フィデル・カストロの名言・格言・警句(画像はイメージです)
フィデル・カストロの名言・格言・警句(画像はイメージです)
  • 1926年8月13日~2016年11月25日
  • キューバ出身
  • 革命家、政治家、弁護士

英文

“Sorry, I’m still a dialectical materialist.”

日本語訳

「申し訳ないが、私は今でも弁証法的唯物論者だ」

解説

この言葉は、フィデル・カストロが自らの哲学的立場を率直に示したものであり、マルクス主義の根幹をなす「弁証法的唯物論」に今なお忠実であることを宣言している発言である。弁証法的唯物論とは、世界の変化や社会の発展は物質的条件に基づき、矛盾と対立を通じて進化するという歴史観・世界観であり、唯物論に弁証法的運動の原理を加えたマルクス主義哲学の中心的枠組みである。

「申し訳ないが(Sorry)」という前置きには、他者との議論の場での軽い皮肉や挑戦的なユーモアが込められており、相手が理想主義的・宗教的・非唯物論的な世界観をもっている場合に、それと一線を画す自己主張として機能している。これは、議論において譲れない思想的原則を柔らかく、しかし明確に表明するための言葉とも言える。

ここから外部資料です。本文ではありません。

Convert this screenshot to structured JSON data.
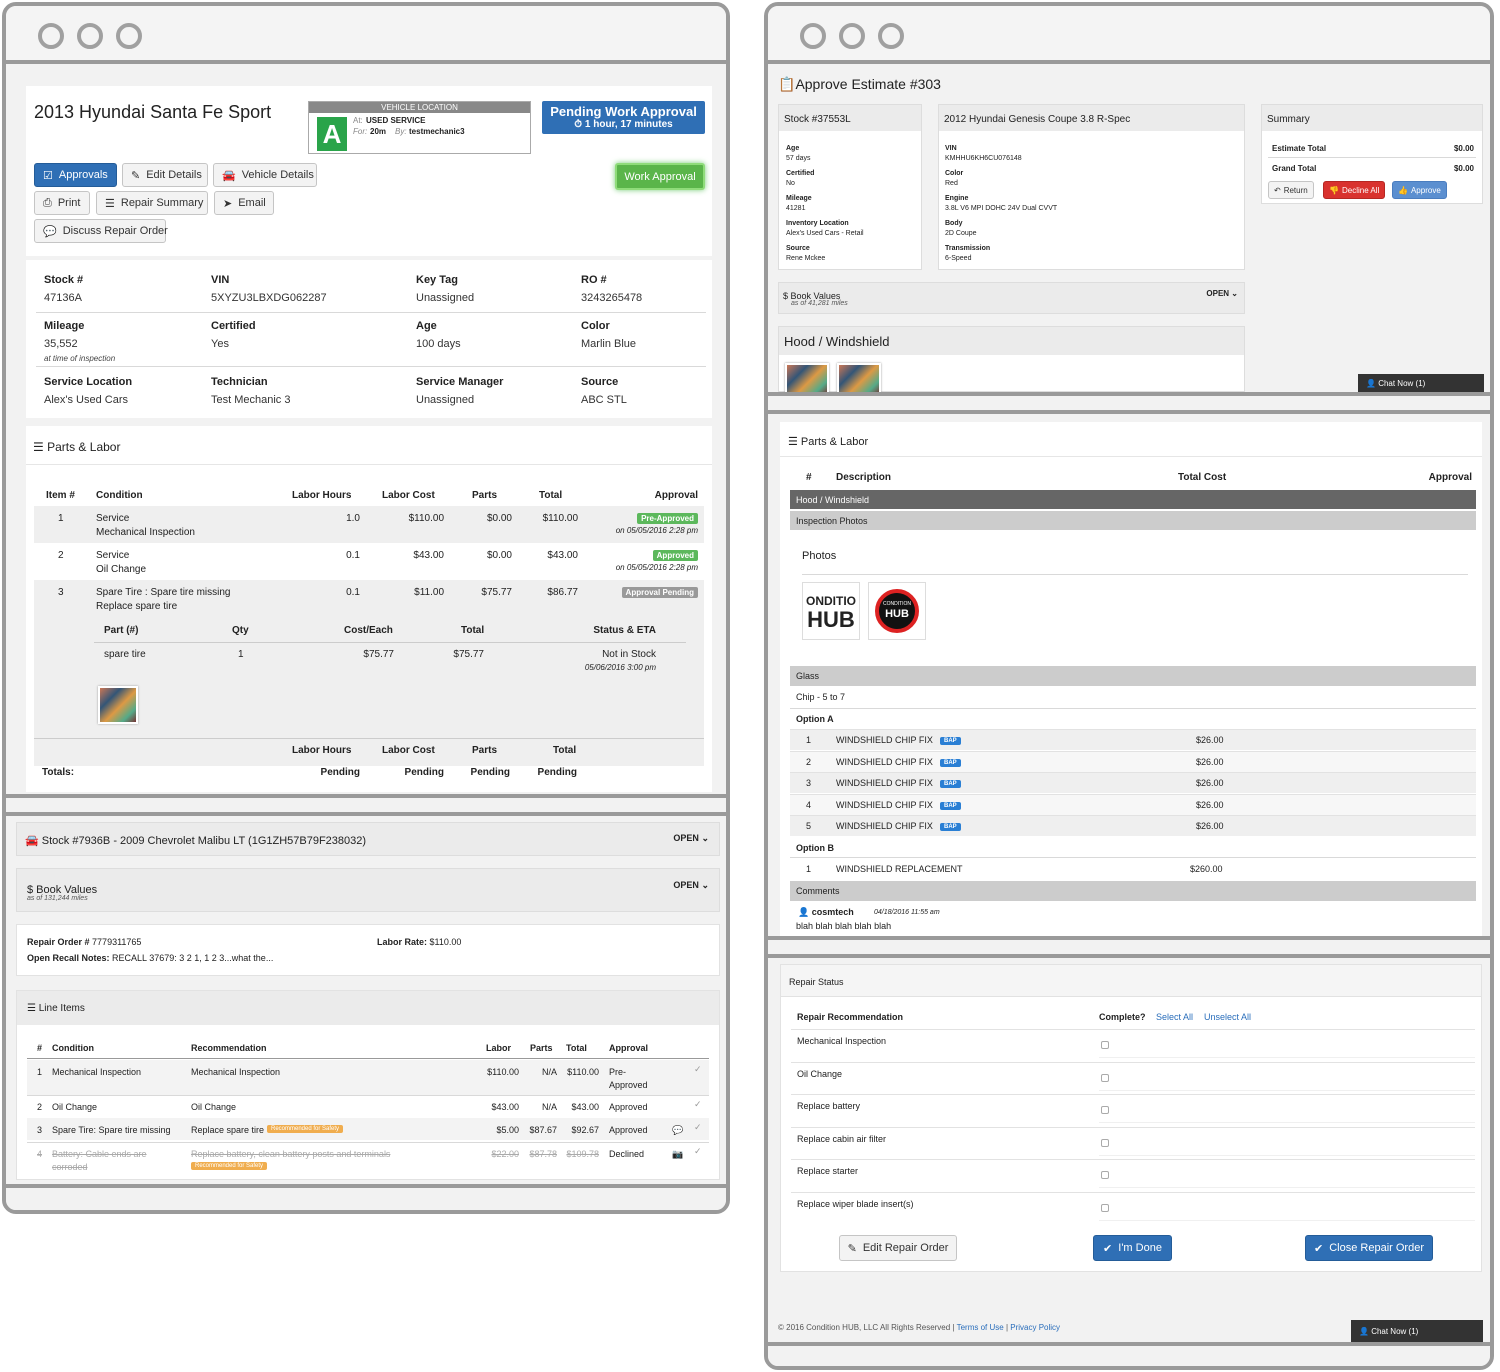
{
  "w1": {
    "vehicle_title": "2013 Hyundai Santa Fe Sport",
    "location_header": "VEHICLE LOCATION",
    "grade": "A",
    "at_label": "At:",
    "at_value": "USED SERVICE",
    "for_label": "For:",
    "for_value": "20m",
    "by_label": "By:",
    "by_value": "testmechanic3",
    "pending_title": "Pending Work Approval",
    "pending_time": "1 hour, 17 minutes",
    "work_approval": "Work Approval",
    "buttons": {
      "approvals": "Approvals",
      "edit": "Edit Details",
      "vehicle": "Vehicle Details",
      "print": "Print",
      "repair_summary": "Repair Summary",
      "email": "Email",
      "discuss": "Discuss Repair Order"
    },
    "info": [
      {
        "label": "Stock #",
        "value": "47136A"
      },
      {
        "label": "VIN",
        "value": "5XYZU3LBXDG062287"
      },
      {
        "label": "Key Tag",
        "value": "Unassigned"
      },
      {
        "label": "RO #",
        "value": "3243265478"
      },
      {
        "label": "Mileage",
        "value": "35,552",
        "note": "at time of inspection"
      },
      {
        "label": "Certified",
        "value": "Yes"
      },
      {
        "label": "Age",
        "value": "100 days"
      },
      {
        "label": "Color",
        "value": "Marlin Blue"
      },
      {
        "label": "Service Location",
        "value": "Alex's Used Cars"
      },
      {
        "label": "Technician",
        "value": "Test Mechanic 3"
      },
      {
        "label": "Service Manager",
        "value": "Unassigned"
      },
      {
        "label": "Source",
        "value": "ABC STL"
      }
    ],
    "parts_title": "Parts & Labor",
    "headers": [
      "Item #",
      "Condition",
      "Labor Hours",
      "Labor Cost",
      "Parts",
      "Total",
      "Approval"
    ],
    "rows": [
      {
        "n": "1",
        "c1": "Service",
        "c2": "Mechanical Inspection",
        "hours": "1.0",
        "cost": "$110.00",
        "parts": "$0.00",
        "total": "$110.00",
        "badge": "Pre-Approved",
        "date": "on 05/05/2016 2:28 pm"
      },
      {
        "n": "2",
        "c1": "Service",
        "c2": "Oil Change",
        "hours": "0.1",
        "cost": "$43.00",
        "parts": "$0.00",
        "total": "$43.00",
        "badge": "Approved",
        "date": "on 05/05/2016 2:28 pm"
      },
      {
        "n": "3",
        "c1": "Spare Tire : Spare tire missing",
        "c2": "Replace spare tire",
        "hours": "0.1",
        "cost": "$11.00",
        "parts": "$75.77",
        "total": "$86.77",
        "badge": "Approval Pending",
        "date": ""
      }
    ],
    "sub_headers": [
      "Part (#)",
      "Qty",
      "Cost/Each",
      "Total",
      "Status & ETA"
    ],
    "sub_row": {
      "part": "spare tire",
      "qty": "1",
      "cost": "$75.77",
      "total": "$75.77",
      "status": "Not in Stock",
      "eta": "05/06/2016 3:00 pm"
    },
    "totals_headers": [
      "Labor Hours",
      "Labor Cost",
      "Parts",
      "Total"
    ],
    "totals_label": "Totals:",
    "totals_values": [
      "Pending",
      "Pending",
      "Pending",
      "Pending"
    ]
  },
  "w1b": {
    "stock_title": "Stock #7936B - 2009 Chevrolet Malibu LT (1G1ZH57B79F238032)",
    "open": "OPEN",
    "book_values": "$ Book Values",
    "book_miles": "as of 131,244 miles",
    "ro_label": "Repair Order #",
    "ro_value": "7779311765",
    "labor_rate_label": "Labor Rate:",
    "labor_rate_value": "$110.00",
    "recall_label": "Open Recall Notes:",
    "recall_value": "RECALL 37679: 3 2 1, 1 2 3...what the...",
    "line_items_title": "Line Items",
    "headers": [
      "#",
      "Condition",
      "Recommendation",
      "Labor",
      "Parts",
      "Total",
      "Approval"
    ],
    "rows": [
      {
        "n": "1",
        "cond": "Mechanical Inspection",
        "rec": "Mechanical Inspection",
        "labor": "$110.00",
        "parts": "N/A",
        "total": "$110.00",
        "appr": "Pre-",
        "appr2": "Approved",
        "tag": ""
      },
      {
        "n": "2",
        "cond": "Oil Change",
        "rec": "Oil Change",
        "labor": "$43.00",
        "parts": "N/A",
        "total": "$43.00",
        "appr": "Approved",
        "appr2": "",
        "tag": ""
      },
      {
        "n": "3",
        "cond": "Spare Tire: Spare tire missing",
        "rec": "Replace spare tire",
        "labor": "$5.00",
        "parts": "$87.67",
        "total": "$92.67",
        "appr": "Approved",
        "appr2": "",
        "tag": "Recommended for Safety"
      },
      {
        "n": "4",
        "cond": "Battery: Cable ends are",
        "cond2": "corroded",
        "rec": "Replace battery, clean battery posts and terminals",
        "labor": "$22.00",
        "parts": "$87.78",
        "total": "$109.78",
        "appr": "Declined",
        "appr2": "",
        "tag": "Recommended for Safety"
      }
    ]
  },
  "w2": {
    "title": "Approve Estimate #303",
    "stock": "Stock #37553L",
    "stock_fields": [
      {
        "l": "Age",
        "v": "57 days"
      },
      {
        "l": "Certified",
        "v": "No"
      },
      {
        "l": "Mileage",
        "v": "41281"
      },
      {
        "l": "Inventory Location",
        "v": "Alex's Used Cars - Retail"
      },
      {
        "l": "Source",
        "v": "Rene Mckee"
      }
    ],
    "vehicle": "2012 Hyundai Genesis Coupe 3.8 R-Spec",
    "vehicle_fields": [
      {
        "l": "VIN",
        "v": "KMHHU6KH6CU076148"
      },
      {
        "l": "Color",
        "v": "Red"
      },
      {
        "l": "Engine",
        "v": "3.8L V6 MPI DOHC 24V Dual CVVT"
      },
      {
        "l": "Body",
        "v": "2D Coupe"
      },
      {
        "l": "Transmission",
        "v": "6-Speed"
      }
    ],
    "summary": "Summary",
    "estimate_total": "Estimate Total",
    "estimate_val": "$0.00",
    "grand_total": "Grand Total",
    "grand_val": "$0.00",
    "return": "Return",
    "decline_all": "Decline All",
    "approve": "Approve",
    "book_values": "$ Book Values",
    "book_miles": "as of 41,281 miles",
    "open": "OPEN",
    "hood": "Hood / Windshield",
    "chat": "Chat Now (1)"
  },
  "w3": {
    "title": "Parts & Labor",
    "headers": [
      "#",
      "Description",
      "Total Cost",
      "Approval"
    ],
    "group": "Hood / Windshield",
    "inspection_photos": "Inspection Photos",
    "photos": "Photos",
    "logo1": "ONDITIO",
    "logo1b": "HUB",
    "logo2": "CONDITION",
    "logo2b": "HUB",
    "glass": "Glass",
    "chip": "Chip - 5 to 7",
    "option_a": "Option A",
    "a_rows": [
      {
        "n": "1",
        "d": "WINDSHIELD CHIP FIX",
        "p": "$26.00"
      },
      {
        "n": "2",
        "d": "WINDSHIELD CHIP FIX",
        "p": "$26.00"
      },
      {
        "n": "3",
        "d": "WINDSHIELD CHIP FIX",
        "p": "$26.00"
      },
      {
        "n": "4",
        "d": "WINDSHIELD CHIP FIX",
        "p": "$26.00"
      },
      {
        "n": "5",
        "d": "WINDSHIELD CHIP FIX",
        "p": "$26.00"
      }
    ],
    "bap": "BAP",
    "option_b": "Option B",
    "b_row": {
      "n": "1",
      "d": "WINDSHIELD REPLACEMENT",
      "p": "$260.00"
    },
    "comments": "Comments",
    "user": "cosmtech",
    "date": "04/18/2016 11:55 am",
    "comment": "blah blah blah blah blah"
  },
  "w4": {
    "title": "Repair Status",
    "rec_header": "Repair Recommendation",
    "complete": "Complete?",
    "select_all": "Select All",
    "unselect_all": "Unselect All",
    "items": [
      "Mechanical Inspection",
      "Oil Change",
      "Replace battery",
      "Replace cabin air filter",
      "Replace starter",
      "Replace wiper blade insert(s)"
    ],
    "edit": "Edit Repair Order",
    "done": "I'm Done",
    "close": "Close Repair Order",
    "footer": "© 2016 Condition HUB, LLC All Rights Reserved |",
    "terms": "Terms of Use",
    "sep": "|",
    "privacy": "Privacy Policy",
    "chat": "Chat Now (1)"
  },
  "colors": {
    "blue": "#2f6fb5",
    "green": "#5cb85c",
    "red": "#d9322e",
    "orange": "#f0ad4e",
    "grey_badge": "#999999",
    "bap": "#2a7fd4"
  }
}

現代においてこの言葉は、世界を変革するには現実の物質的条件に立脚しなければならないという、思想的立場の確固たる確認として読むことができる。カストロのこの発言は、理想や感情に流されず、社会の構造と力関係を科学的に分析し、実践に結びつけるというマルクス主義者としての知的誠実さを体現する、短くも力強い思想宣言である。